Subject: Re: mtod abuse?
To: Pavel Cahyna <firstname.lastname@example.org>
From: mouss <email@example.com>
Date: 08/08/2004 01:04:33
"It is improbable that the link layer would split even the largest ...
IP header into two mbufs ...." [R.W. Stevens]
There is no reason for any layer but those that do encapsulation or
decapsulation (such as ipsec) to store layer headers in multiple mbufs.
so ethernet+IP+TCP headers should all be in one mbuf. If this becomes
untrue, then the whole mbuf design becomes a bit suboptimal.
As far as I can tell, the only justification for the so-complex mbuf
system (which helped me discover the panic world when I was "virgin") is
- layers can add/remove headers
- in the usual case, there is no need for mbuf chains (i.e. major
headers that need to be updated are in one mbuf. This include L2, IP and
transport headers. Of course, later came IPSec...)
That said, I'm not sure the mbuf design is still justified, as the
encapsulation things (ipsec for instance) break the "static packet size"
model, so there is no way to ensure "major" headers will be in the first
mbuf. Also, if you consider that any filtering task (such as ipf code
for instance) will need to mpull to get a header, and that this is done
multiple times, one gets to ask why isn't an mpull done at start (and
redone whenever the packet is encap/decapsulated) to make sure other
pieces of code won't need to check and mpull.
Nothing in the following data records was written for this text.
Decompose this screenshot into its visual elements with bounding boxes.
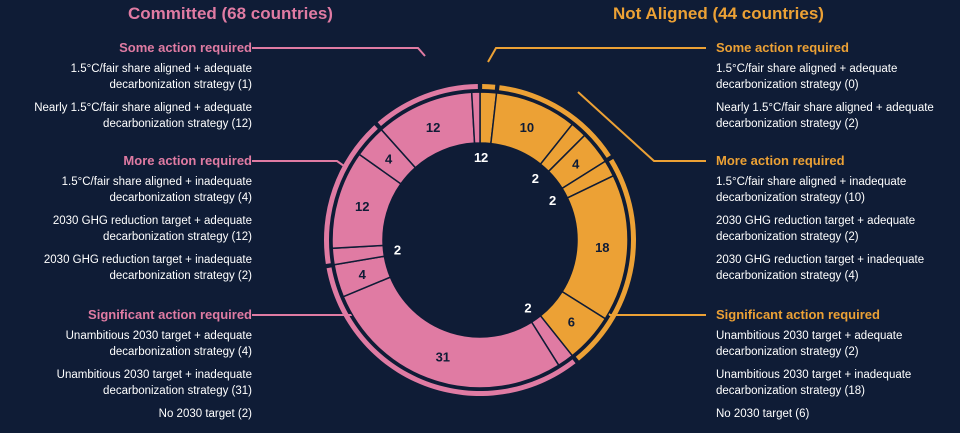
connector-lines bbox=[252, 47, 706, 316]
not-aligned-significant-action-group: Significant action required Unambitious … bbox=[716, 307, 956, 429]
legend-item: 1.5°C/fair share aligned + inadequate de… bbox=[716, 176, 907, 204]
committed-title: Committed (68 countries) bbox=[128, 4, 333, 23]
legend-item: Unambitious 2030 target + inadequate dec… bbox=[716, 369, 912, 397]
outer-group-arcs bbox=[324, 84, 636, 396]
legend-item: 2030 GHG reduction target + inadequate d… bbox=[716, 254, 925, 282]
committed-some-action-group: Some action required 1.5°C/fair share al… bbox=[0, 40, 252, 139]
legend-item: Nearly 1.5°C/fair share aligned + adequa… bbox=[34, 102, 252, 130]
legend-item: Nearly 1.5°C/fair share aligned + adequa… bbox=[716, 102, 934, 130]
slice-value-label: 2 bbox=[549, 193, 556, 208]
slice-value-label: 6 bbox=[568, 315, 575, 330]
outer-group-arc bbox=[326, 267, 576, 396]
legend-item: 1.5°C/fair share aligned + inadequate de… bbox=[61, 176, 252, 204]
legend-item: 1.5°C/fair share aligned + adequate deca… bbox=[716, 63, 898, 91]
slice-value-label: 4 bbox=[572, 157, 580, 172]
legend-item: Unambitious 2030 target + adequate decar… bbox=[716, 330, 903, 358]
group-heading: Significant action required bbox=[716, 307, 880, 322]
outer-group-arc bbox=[377, 84, 478, 127]
outer-group-arc bbox=[324, 125, 378, 264]
legend-item: Unambitious 2030 target + adequate decar… bbox=[65, 330, 252, 358]
legend-item: 2030 GHG reduction target + inadequate d… bbox=[43, 254, 252, 282]
not-aligned-some-action-group: Some action required 1.5°C/fair share al… bbox=[716, 40, 956, 139]
not-aligned-title: Not Aligned (44 countries) bbox=[613, 4, 824, 23]
legend-item: No 2030 target (6) bbox=[716, 408, 810, 420]
donut-slice bbox=[342, 276, 560, 389]
slice-value-label: 2 bbox=[524, 301, 531, 316]
legend-item: Unambitious 2030 target + inadequate dec… bbox=[56, 369, 252, 397]
slice-value-label: 12 bbox=[426, 120, 440, 135]
group-heading: More action required bbox=[123, 153, 252, 168]
connector-line bbox=[252, 160, 345, 167]
slice-value-label: 10 bbox=[520, 120, 534, 135]
slice-value-label: 1 bbox=[474, 150, 481, 165]
committed-significant-action-group: Significant action required Unambitious … bbox=[0, 307, 252, 429]
legend-item: 1.5°C/fair share aligned + adequate deca… bbox=[70, 63, 252, 91]
slice-value-label: 2 bbox=[532, 171, 539, 186]
connector-line bbox=[252, 47, 426, 57]
legend-item: No 2030 target (2) bbox=[158, 408, 252, 420]
slice-value-label: 12 bbox=[355, 199, 369, 214]
legend-item: 2030 GHG reduction target + adequate dec… bbox=[52, 215, 252, 243]
slice-value-label: 2 bbox=[481, 150, 488, 165]
group-heading: More action required bbox=[716, 153, 845, 168]
slice-labels: 2 10 2 4 2 18 6 2 31 4 2 12 4 12 1 bbox=[355, 120, 609, 365]
group-heading: Some action required bbox=[716, 40, 849, 55]
committed-more-action-group: More action required 1.5°C/fair share al… bbox=[0, 153, 252, 291]
slice-value-label: 18 bbox=[595, 240, 609, 255]
donut-slice bbox=[470, 91, 481, 144]
donut-slices bbox=[331, 91, 629, 389]
slice-value-label: 2 bbox=[394, 242, 401, 257]
connector-line bbox=[487, 47, 706, 63]
group-heading: Significant action required bbox=[88, 307, 252, 322]
group-heading: Some action required bbox=[119, 40, 252, 55]
outer-group-arc bbox=[482, 84, 496, 90]
slice-value-label: 31 bbox=[436, 350, 450, 365]
slice-value-label: 4 bbox=[385, 151, 393, 166]
not-aligned-more-action-group: More action required 1.5°C/fair share al… bbox=[716, 153, 956, 291]
legend-item: 2030 GHG reduction target + adequate dec… bbox=[716, 215, 916, 243]
slice-value-label: 4 bbox=[359, 267, 367, 282]
connector-line bbox=[577, 91, 706, 162]
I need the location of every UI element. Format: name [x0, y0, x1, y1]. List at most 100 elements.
I did so in an encap/decap
(not for security though) implementation and it helped remove a lot of
checks (well that implementation only dealt with TCP and UDP packets,
but given that most packets are TCP or UDP, it's better to improve the
"usual" case). so as part of PFIL hooks, I'd see an mpullup and require
that those filters that change packets guarantee that the IP and
transport header be in the first mbuf. this way, most filters won't need
to check and pullup. Of course at the time the IP stack was written,
there was no reason to check tcp headers in the IP level functions. but
since then, ip filters and other stuff came in. I now see no problem
including tcp.h and friends in ip_input.c for instance...
BTW, does anyone have a comparison of mbufs with solaris mblocks and
linux skbufs (both in terms of perf and usability)?